Unlike the Olympics, the World Cup is not scheduled or televised according to U.S. preferences—the last time the quadrennial tournament was staged in the Western hemisphere was 1994. To watch the United States’ opening game in the 2002 World Cup, I had to go to the Irish pub across from my New York apartment at 4 a.m. This year the schedule is only slightly better: this Saturday against England at 2:30 p.m. ET, Friday, June 18, against Slovenia at 10 a.m. ET, then Wednesday, June 23, at 10 a.m. ET, against Algeria. Yes, pubs and sports bars will be showing the games. But how many people will leave work, or take the day off, or skip the Little League game or pool party, to sit indoors and watch a soccer match?
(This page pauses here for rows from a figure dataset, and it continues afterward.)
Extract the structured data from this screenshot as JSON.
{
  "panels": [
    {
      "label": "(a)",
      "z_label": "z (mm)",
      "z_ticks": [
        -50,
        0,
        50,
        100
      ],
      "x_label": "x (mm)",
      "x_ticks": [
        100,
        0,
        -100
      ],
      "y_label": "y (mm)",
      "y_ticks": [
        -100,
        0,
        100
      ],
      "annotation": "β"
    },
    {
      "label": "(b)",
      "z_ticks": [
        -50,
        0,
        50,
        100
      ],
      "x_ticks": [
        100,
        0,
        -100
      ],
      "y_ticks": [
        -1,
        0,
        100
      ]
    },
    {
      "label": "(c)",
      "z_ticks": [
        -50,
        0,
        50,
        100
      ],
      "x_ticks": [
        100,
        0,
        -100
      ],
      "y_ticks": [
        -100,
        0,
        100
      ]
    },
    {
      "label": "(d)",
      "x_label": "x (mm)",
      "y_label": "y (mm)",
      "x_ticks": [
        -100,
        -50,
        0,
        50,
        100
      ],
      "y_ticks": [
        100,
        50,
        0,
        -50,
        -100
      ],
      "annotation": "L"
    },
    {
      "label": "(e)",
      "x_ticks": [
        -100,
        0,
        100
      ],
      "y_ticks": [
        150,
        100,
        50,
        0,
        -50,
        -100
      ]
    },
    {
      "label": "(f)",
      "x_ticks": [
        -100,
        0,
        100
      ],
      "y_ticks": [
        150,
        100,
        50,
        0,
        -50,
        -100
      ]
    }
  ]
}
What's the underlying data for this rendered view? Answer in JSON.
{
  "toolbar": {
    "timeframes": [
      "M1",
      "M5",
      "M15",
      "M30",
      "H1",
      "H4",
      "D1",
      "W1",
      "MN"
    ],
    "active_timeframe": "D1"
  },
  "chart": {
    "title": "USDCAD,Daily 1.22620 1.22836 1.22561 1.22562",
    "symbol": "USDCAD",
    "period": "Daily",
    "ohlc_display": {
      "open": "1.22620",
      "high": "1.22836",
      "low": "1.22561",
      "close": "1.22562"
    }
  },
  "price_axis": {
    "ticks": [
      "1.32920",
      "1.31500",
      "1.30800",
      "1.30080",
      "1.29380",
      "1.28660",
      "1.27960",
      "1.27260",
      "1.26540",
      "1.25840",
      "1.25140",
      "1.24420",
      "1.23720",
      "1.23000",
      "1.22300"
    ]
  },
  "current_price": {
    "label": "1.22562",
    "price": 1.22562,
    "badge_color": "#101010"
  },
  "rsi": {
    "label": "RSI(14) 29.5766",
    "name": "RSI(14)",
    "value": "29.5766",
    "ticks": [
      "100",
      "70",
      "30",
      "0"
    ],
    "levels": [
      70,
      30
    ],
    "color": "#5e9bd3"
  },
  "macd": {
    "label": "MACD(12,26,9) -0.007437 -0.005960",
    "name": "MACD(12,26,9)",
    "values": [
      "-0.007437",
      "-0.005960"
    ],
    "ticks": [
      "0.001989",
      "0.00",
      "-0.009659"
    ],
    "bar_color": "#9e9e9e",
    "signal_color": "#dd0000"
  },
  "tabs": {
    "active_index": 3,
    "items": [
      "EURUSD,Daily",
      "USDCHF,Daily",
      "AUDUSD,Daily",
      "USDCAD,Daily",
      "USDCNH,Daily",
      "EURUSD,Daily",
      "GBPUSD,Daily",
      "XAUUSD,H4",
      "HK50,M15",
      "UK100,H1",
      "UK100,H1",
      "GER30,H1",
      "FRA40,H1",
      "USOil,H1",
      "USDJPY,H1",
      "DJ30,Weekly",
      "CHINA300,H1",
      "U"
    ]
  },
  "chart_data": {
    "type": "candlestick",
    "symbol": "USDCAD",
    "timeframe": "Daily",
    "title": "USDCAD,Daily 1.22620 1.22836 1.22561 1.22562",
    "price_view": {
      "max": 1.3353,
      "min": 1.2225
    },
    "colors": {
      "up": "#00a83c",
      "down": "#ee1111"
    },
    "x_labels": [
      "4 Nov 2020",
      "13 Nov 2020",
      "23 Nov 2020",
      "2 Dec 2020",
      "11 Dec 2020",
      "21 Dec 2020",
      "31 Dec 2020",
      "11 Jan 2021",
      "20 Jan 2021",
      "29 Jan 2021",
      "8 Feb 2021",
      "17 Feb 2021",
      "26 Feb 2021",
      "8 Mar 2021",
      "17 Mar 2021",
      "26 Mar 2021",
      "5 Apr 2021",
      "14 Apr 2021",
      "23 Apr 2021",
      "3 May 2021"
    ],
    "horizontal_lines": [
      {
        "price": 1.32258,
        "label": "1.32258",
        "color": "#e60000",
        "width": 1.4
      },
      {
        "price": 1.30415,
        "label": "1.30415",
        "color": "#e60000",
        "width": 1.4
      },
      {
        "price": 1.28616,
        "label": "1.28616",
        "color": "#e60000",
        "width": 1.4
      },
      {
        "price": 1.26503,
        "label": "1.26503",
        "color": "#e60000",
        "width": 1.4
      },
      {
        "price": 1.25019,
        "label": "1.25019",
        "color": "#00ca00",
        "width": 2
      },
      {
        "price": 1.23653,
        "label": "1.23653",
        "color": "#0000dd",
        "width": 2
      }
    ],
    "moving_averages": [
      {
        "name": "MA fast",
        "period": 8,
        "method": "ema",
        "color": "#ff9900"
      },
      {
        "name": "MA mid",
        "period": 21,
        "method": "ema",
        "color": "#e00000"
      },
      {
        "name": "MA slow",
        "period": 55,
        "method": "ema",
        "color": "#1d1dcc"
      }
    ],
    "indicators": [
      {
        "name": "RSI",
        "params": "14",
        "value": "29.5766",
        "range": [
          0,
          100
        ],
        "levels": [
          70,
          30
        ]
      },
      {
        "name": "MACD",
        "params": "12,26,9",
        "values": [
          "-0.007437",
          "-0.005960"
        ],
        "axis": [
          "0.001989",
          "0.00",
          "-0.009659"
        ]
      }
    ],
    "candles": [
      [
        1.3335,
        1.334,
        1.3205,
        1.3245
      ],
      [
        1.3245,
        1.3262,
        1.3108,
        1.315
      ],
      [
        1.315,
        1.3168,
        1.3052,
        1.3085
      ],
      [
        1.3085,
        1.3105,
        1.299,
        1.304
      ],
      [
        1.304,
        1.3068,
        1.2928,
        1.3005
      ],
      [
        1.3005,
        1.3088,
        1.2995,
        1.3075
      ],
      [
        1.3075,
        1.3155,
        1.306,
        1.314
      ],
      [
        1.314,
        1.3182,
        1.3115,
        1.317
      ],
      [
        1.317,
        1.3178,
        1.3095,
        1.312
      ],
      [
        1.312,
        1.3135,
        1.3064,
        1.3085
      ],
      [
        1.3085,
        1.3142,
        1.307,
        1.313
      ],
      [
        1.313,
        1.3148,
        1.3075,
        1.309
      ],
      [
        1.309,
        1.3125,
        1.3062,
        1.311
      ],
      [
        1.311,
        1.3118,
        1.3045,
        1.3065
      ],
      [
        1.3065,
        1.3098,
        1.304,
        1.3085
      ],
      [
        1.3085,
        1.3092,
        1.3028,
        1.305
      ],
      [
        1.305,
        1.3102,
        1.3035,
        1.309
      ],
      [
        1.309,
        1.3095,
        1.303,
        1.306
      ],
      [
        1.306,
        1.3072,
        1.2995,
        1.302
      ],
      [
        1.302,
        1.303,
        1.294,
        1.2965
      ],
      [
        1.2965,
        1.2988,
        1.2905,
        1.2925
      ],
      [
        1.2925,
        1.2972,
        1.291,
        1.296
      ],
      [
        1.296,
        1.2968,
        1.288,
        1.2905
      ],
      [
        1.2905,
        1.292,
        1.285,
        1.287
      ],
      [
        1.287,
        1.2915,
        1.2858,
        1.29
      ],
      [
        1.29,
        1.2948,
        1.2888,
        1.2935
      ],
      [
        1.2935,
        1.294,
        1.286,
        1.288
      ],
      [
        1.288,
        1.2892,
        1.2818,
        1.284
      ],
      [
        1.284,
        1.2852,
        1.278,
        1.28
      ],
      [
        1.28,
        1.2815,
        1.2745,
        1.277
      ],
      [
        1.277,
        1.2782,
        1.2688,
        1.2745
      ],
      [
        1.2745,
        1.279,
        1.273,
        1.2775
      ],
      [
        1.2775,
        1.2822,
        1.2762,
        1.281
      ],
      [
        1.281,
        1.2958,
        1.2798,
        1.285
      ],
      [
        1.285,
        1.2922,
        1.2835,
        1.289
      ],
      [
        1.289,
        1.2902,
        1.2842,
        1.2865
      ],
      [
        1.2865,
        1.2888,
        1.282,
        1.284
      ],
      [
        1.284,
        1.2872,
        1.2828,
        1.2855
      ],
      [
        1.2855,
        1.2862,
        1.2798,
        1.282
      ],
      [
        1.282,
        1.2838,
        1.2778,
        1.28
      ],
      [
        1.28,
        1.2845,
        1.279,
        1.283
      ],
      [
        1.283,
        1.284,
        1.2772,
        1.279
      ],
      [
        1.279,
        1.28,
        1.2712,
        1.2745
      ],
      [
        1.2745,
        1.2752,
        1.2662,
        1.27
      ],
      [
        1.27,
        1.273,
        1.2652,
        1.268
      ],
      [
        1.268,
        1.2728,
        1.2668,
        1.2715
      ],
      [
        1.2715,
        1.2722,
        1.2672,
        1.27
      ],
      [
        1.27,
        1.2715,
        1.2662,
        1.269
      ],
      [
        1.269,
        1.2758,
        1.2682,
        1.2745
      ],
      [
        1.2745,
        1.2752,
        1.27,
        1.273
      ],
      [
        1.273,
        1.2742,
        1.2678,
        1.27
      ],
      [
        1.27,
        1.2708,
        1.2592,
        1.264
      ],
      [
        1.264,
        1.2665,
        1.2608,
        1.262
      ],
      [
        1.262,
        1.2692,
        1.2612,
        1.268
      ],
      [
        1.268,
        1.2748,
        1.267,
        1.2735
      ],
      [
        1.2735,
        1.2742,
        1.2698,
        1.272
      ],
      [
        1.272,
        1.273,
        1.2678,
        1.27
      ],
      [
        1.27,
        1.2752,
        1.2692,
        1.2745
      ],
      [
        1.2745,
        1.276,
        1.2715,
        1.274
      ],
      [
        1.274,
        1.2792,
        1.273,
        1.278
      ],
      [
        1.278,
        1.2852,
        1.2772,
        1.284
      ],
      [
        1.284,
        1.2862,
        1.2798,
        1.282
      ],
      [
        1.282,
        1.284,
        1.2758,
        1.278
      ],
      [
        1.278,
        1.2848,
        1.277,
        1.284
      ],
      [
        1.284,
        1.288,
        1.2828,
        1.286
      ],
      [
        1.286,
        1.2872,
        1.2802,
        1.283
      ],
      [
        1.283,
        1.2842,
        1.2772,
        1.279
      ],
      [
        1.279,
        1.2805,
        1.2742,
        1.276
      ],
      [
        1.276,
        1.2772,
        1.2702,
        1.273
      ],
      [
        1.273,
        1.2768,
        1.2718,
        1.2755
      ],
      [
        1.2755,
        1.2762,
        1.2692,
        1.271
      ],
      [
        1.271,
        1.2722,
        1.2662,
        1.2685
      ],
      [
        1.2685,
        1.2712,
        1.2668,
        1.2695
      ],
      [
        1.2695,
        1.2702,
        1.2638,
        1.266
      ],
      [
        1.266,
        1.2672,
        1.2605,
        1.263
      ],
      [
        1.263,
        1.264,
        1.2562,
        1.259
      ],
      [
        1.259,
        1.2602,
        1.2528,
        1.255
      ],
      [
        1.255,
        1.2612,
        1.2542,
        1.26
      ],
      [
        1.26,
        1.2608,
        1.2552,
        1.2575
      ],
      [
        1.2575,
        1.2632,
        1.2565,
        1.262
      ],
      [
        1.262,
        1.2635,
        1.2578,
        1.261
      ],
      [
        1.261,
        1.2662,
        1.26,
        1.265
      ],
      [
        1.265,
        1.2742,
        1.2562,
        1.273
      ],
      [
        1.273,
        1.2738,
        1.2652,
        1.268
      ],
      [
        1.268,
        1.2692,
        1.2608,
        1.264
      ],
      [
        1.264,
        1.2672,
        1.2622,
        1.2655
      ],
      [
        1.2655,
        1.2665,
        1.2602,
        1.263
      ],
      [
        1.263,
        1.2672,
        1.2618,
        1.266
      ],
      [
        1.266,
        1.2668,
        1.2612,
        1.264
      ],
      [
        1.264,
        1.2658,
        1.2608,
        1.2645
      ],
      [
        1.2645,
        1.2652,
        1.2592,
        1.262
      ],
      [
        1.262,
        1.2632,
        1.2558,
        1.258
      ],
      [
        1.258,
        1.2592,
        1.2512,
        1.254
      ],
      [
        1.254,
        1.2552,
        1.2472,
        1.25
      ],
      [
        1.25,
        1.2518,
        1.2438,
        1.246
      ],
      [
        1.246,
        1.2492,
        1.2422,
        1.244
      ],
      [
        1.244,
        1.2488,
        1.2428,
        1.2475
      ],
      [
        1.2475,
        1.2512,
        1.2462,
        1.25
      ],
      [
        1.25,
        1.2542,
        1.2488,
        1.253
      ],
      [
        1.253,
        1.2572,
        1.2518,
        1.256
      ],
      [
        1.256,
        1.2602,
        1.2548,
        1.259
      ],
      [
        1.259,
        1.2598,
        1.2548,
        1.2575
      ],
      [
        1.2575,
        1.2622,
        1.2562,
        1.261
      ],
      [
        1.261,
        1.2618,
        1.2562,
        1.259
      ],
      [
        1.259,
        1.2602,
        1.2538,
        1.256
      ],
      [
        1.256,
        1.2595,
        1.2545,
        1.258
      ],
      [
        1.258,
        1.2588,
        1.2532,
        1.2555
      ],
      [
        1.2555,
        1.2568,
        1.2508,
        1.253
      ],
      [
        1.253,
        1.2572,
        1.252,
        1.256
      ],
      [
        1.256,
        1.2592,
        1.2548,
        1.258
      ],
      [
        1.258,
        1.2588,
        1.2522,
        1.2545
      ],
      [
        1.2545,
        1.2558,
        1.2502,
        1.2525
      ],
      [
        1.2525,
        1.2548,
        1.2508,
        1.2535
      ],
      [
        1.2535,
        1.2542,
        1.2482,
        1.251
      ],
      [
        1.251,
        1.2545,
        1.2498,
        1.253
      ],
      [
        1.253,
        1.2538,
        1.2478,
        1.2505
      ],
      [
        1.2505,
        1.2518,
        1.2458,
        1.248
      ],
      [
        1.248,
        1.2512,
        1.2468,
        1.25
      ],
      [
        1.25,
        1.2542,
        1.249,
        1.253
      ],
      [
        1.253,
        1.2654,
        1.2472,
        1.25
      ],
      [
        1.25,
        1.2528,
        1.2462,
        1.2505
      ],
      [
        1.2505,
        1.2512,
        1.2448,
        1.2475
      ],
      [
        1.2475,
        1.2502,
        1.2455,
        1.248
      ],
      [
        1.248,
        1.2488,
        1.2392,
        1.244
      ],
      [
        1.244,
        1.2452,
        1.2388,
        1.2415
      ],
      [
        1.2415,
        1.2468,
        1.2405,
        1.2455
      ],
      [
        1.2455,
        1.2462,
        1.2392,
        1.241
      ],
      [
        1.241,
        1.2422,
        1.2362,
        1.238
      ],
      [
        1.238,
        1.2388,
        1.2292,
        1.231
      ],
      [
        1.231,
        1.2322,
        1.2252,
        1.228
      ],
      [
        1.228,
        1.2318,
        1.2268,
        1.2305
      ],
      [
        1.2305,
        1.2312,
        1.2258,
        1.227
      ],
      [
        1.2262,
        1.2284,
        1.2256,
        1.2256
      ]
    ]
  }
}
My guess is that when the U.S. plays England, the bars in New York and Los Angeles will be like Condé Nast in the 1990s—overrun with Brits.
That’s a legitimate problem. The World Cup is a tremendous platform — easily the world’s foremost sporting event — but it’s the proverbial tree falling in a forest from a U.S. perspective. If Team USA goes deep enough, people will likely find a way to watch. But that’s not the same thing as watching every game as the event unfolds.
via Andrew Sullivan
The same thing happens, of course, when the Olympics are scheduled in someplace like Sydney or Beijing.
The difference, of course, is that the Americans audience for gymnastics is probably larger than the audience for soccer.
Americans are only interested in a sport when they win or are a serious contender. When they’re not, they pretend not to be interested. We’re the biggest bunch of bandwagon wannabes in the world.
On the plus side, unlike NBC’s coverage of the Olympics, interested people *can* view the matches, as they are being played, in a number of different ways. And I don’t think anybody is trying to pressure media outlets not to report on results until the matches have been shown in “prime time.”